Each number of a great journal which appears today is a marvel of economic division of labor, capitalistic organization, and mechanical technique; it is an instrument of intellectual and economic intercourse, in which the potencies of all other instruments of commerce—the railway, the post, the telegraph, and the telephone—are united as in a focus.

D. IMITATION

1. Definition of Imitation[146]

The term "imitation" is used in ordinary language to designate any repetition of any act or thought which has been noted by an observer. Thus one imitates the facial expression of another, or his mode of speech.
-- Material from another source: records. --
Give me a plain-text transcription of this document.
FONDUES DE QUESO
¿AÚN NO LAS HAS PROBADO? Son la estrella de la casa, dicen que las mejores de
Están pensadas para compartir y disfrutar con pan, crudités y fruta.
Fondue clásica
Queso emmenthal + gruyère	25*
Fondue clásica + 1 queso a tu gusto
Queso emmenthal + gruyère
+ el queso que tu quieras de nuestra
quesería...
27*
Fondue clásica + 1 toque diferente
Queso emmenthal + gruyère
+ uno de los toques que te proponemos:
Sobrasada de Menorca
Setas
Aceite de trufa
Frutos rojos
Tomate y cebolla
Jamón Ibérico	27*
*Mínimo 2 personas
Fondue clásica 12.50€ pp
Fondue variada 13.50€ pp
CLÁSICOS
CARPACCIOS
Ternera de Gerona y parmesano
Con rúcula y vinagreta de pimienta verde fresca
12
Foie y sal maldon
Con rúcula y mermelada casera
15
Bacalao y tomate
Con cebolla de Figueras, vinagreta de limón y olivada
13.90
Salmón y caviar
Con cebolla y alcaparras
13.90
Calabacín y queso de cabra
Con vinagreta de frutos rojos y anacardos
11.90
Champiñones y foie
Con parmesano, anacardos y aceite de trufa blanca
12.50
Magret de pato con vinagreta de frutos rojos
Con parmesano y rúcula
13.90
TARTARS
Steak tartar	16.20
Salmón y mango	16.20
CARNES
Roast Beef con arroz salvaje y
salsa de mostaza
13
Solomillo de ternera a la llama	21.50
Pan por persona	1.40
The term has been brought into prominence in scientific discussions through the work of Gabriel Tarde, who in his Les lois de l'imitation points out that imitation is a fundamental fact underlying all social development. The customs of society are imitated from generation to generation. The fashions of the day are imitated by large groups of people without any consciousness of the social solidarity which is derived from this common mode of behavior. There is developed through these various forms of imitation a body of experiences which is common to all of the members of a given social group. In complex society the various imitations which tend to set themselves up are frequently found to be in conflict; thus the tendency toward elaborate fashions in dress is constantly limited by the counter-tendency toward simpler fashions. The conflict of tendencies leads to individual variations from the example offered at any given time, and, as a result, there are new examples to be followed. Complex social examples are thus products of conflict.

This general doctrine of Tarde has been elaborated by a number of recent writers. Royce calls attention to the fundamental importance of imitation as a means of social inheritance. The same doctrine is taken up by Baldwin in his Mental Development in the Child and Race, and in Social and Ethical Interpretations. With these later writers, imitation takes on a significance which is somewhat technical and broader than the significance which it has either with Tarde or in the ordinary use of the term. Baldwin uses the term to cover that case in which an individual repeats an act because he has himself gone through the act. In such a case one imitates himself and sets up what Baldwin terms a circular reaction. The principle of imitation is thus introduced into individual psychology as well as into general social psychology, and the relation between the individual's acts and his own imagery is brought under the same general principle as the individual's responses to his social environment. The term "imitation" in this broader sense is closely related to the processes of sympathy.